A library of benzenesulphonamides incorporating 1,2,3-triazole rings functionalised with ester, carboxylic acid, carboxamide, carboxyhydrazide, and hydroxymethyl moieties were synthesised. The carbonic anhydrase (CAs, EC 4.2.1.1) inhibitory activity of the new compounds was assessed against four human (h) isoforms, hCA I, hCA II, hCA IV, and hCA IX. Among them, hCA II and IV are anti-glaucoma drug targets, being involved in aqueous humour secretion within the eye. hCA I was inhibited with Ki's ranging between 8.3 nM and 0.8737 µM. hCA II, the physiologically dominant cytosolic isoform, was excellently inhibited by these compounds, with Ki's in the range of 1.6-9.4 nM, whereas hCA IV was effectively inhibited by most of them, with Ki's in the range of 1.4-55.3 nM. Thirteen of the twenty sulphonamides were found to be excellent inhibitors of tumour associated hCA IX with Ki's ≤ 9.5 nM. Many of the new compounds reported here showed low nM inhibitory action against hCA II, IV, and IX, isoforms involved in glaucoma and some tumours, making them interesting candidates for further medicinal chemistry/pharmacologic studies.
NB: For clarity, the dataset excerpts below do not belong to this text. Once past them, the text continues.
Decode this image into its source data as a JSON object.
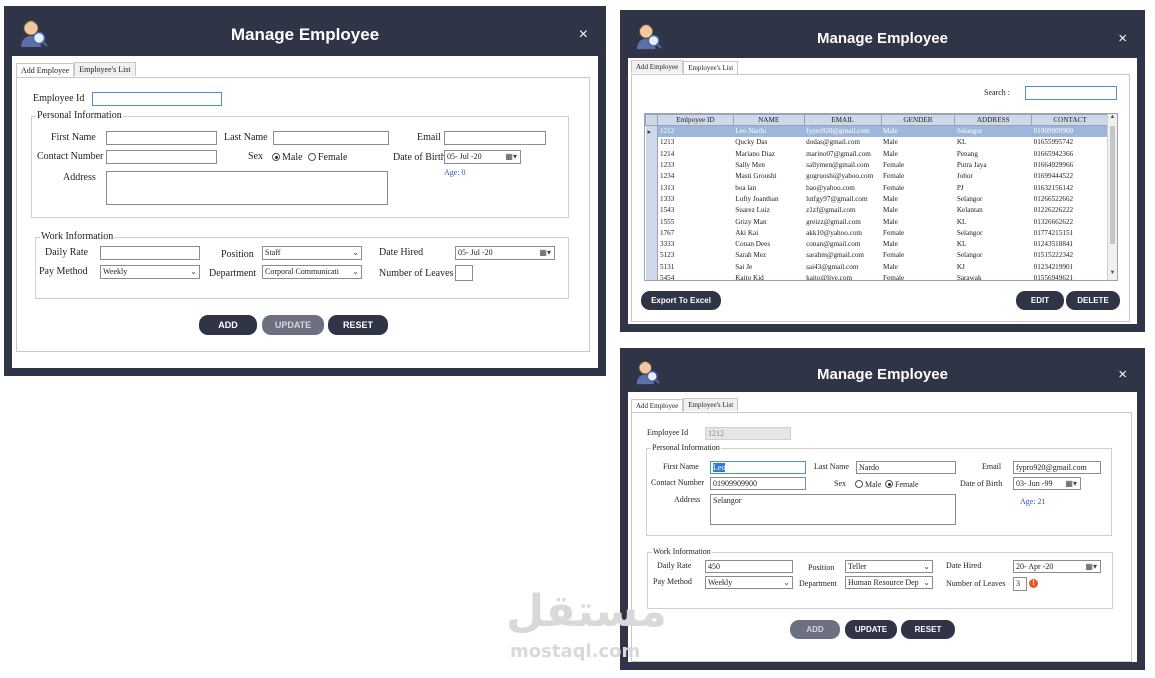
{
  "colors": {
    "titlebar": "#2f3547",
    "button": "#2f3547",
    "age_text": "#2f55c8",
    "selected_row": "#9db7dc"
  },
  "icons": {
    "logo": "user-avatar-icon",
    "close": "close-icon",
    "calendar": "calendar-icon",
    "warning": "warning-icon"
  },
  "form_empty": {
    "title": "Manage Employee",
    "close": "×",
    "tabs": [
      "Add Employee",
      "Employee's List"
    ],
    "employee_id_label": "Employee Id",
    "employee_id_value": "",
    "personal_title": "Personal Information",
    "first_name_label": "First Name",
    "first_name_value": "",
    "last_name_label": "Last Name",
    "last_name_value": "",
    "email_label": "Email",
    "email_value": "",
    "contact_label": "Contact Number",
    "contact_value": "",
    "sex_label": "Sex",
    "male_label": "Male",
    "female_label": "Female",
    "sex_selected": "Male",
    "dob_label": "Date of Birth",
    "dob_value": "05- Jul -20",
    "age_text": "Age: 0",
    "address_label": "Address",
    "address_value": "",
    "work_title": "Work Information",
    "daily_rate_label": "Daily Rate",
    "daily_rate_value": "",
    "position_label": "Position",
    "position_value": "Staff",
    "date_hired_label": "Date Hired",
    "date_hired_value": "05- Jul -20",
    "pay_method_label": "Pay Method",
    "pay_method_value": "Weekly",
    "department_label": "Department",
    "department_value": "Corporal Communicati",
    "leaves_label": "Number of Leaves",
    "leaves_value": "",
    "buttons": {
      "add": "ADD",
      "update": "UPDATE",
      "reset": "RESET"
    }
  },
  "list_window": {
    "title": "Manage Employee",
    "close": "×",
    "tabs": [
      "Add Employee",
      "Employee's List"
    ],
    "search_label": "Search :",
    "search_value": "",
    "columns": [
      "Emlpoyee ID",
      "NAME",
      "EMAIL",
      "GENDER",
      "ADDRESS",
      "CONTACT"
    ],
    "selected_indicator": "▸",
    "rows": [
      [
        "1212",
        "Leo Nardo",
        "fypro920@gmail.com",
        "Male",
        "Selangor",
        "01909909900"
      ],
      [
        "1213",
        "Qucky Das",
        "dodas@gmail.com",
        "Male",
        "KL",
        "01655995742"
      ],
      [
        "1214",
        "Mariano Diaz",
        "marino07@gmail.com",
        "Male",
        "Penang",
        "01665942366"
      ],
      [
        "1233",
        "Sally Men",
        "sallymen@gmail.com",
        "Female",
        "Putra Jaya",
        "01664929966"
      ],
      [
        "1234",
        "Masti Groushi",
        "gogruoshi@yahoo.com",
        "Female",
        "Johor",
        "01699444522"
      ],
      [
        "1313",
        "boa lan",
        "bao@yahoo.com",
        "Female",
        "PJ",
        "01632156142"
      ],
      [
        "1333",
        "Lufty Joanthan",
        "lutfgy97@gmail.com",
        "Male",
        "Selangor",
        "01266522662"
      ],
      [
        "1543",
        "Suarez Luiz",
        "z1zf@gmail.com",
        "Male",
        "Kelantan",
        "01226226222"
      ],
      [
        "1555",
        "Grizy Man",
        "greizz@gmail.com",
        "Male",
        "KL",
        "01326662622"
      ],
      [
        "1767",
        "Aki Kai",
        "akk10@yahoo.com",
        "Female",
        "Selangor",
        "01774215151"
      ],
      [
        "3333",
        "Conan Dees",
        "conan@gmail.com",
        "Male",
        "KL",
        "01243518841"
      ],
      [
        "5123",
        "Sarah Mez",
        "sarahm@gmail.com",
        "Female",
        "Selangor",
        "01515222342"
      ],
      [
        "5131",
        "Sai Je",
        "sai43@gmail.com",
        "Male",
        "KJ",
        "01234219901"
      ],
      [
        "5454",
        "Kaito Kid",
        "kaito@live.com",
        "Female",
        "Sarawak",
        "01556949621"
      ]
    ],
    "buttons": {
      "export": "Export To Excel",
      "edit": "EDIT",
      "delete": "DELETE"
    }
  },
  "form_filled": {
    "title": "Manage Employee",
    "close": "×",
    "tabs": [
      "Add Employee",
      "Employee's List"
    ],
    "employee_id_label": "Employee Id",
    "employee_id_value": "1212",
    "personal_title": "Personal Information",
    "first_name_label": "First Name",
    "first_name_value": "Leo",
    "last_name_label": "Last Name",
    "last_name_value": "Nardo",
    "email_label": "Email",
    "email_value": "fypro920@gmail.com",
    "contact_label": "Contact Number",
    "contact_value": "01909909900",
    "sex_label": "Sex",
    "male_label": "Male",
    "female_label": "Female",
    "sex_selected": "Female",
    "dob_label": "Date of Birth",
    "dob_value": "03- Jun -99",
    "age_text": "Age: 21",
    "address_label": "Address",
    "address_value": "Selangor",
    "work_title": "Work Information",
    "daily_rate_label": "Daily Rate",
    "daily_rate_value": "450",
    "position_label": "Position",
    "position_value": "Teller",
    "date_hired_label": "Date Hired",
    "date_hired_value": "20- Apr -20",
    "pay_method_label": "Pay Method",
    "pay_method_value": "Weekly",
    "department_label": "Department",
    "department_value": "Human Resource Dep",
    "leaves_label": "Number of Leaves",
    "leaves_value": "3",
    "buttons": {
      "add": "ADD",
      "update": "UPDATE",
      "reset": "RESET"
    }
  },
  "watermark": {
    "arabic": "مستقل",
    "latin": "mostaql.com"
  }
}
Keywords: 1,2,3-Triazoles; acetazolamide; benzenesulphonamide; carbonic anhydrase; isoforms I, II, IV, IX.

Figure 1.

Some clinically used sulphonamide based drugs and 1,2,3-triazole ring containing CA inhibitors.

Scheme 1.

Synthetic pathway to the sulphonamides 4a–4d, 5a–5d, 6a–6d, 7a–7d, and 8a–8d. Reagents and conditions: (i) HCl, NaNO₂, H₂O, 0 °C, 15 min; (ii) NaN₃, 0 °C, 30 min; (iii) Piperidine, DMSO, 70 °C, 4 h; (iv) NaOH, reflux, 3 h then H₃O⁺; (v) NH₃ solution, stir, 22 h; (vi) NH₂NH₂.H₂O, EtOH, reflux, 10–12 h; (vii) LiAlH₄, dry THF, reflux, 2 h then H₃O⁺.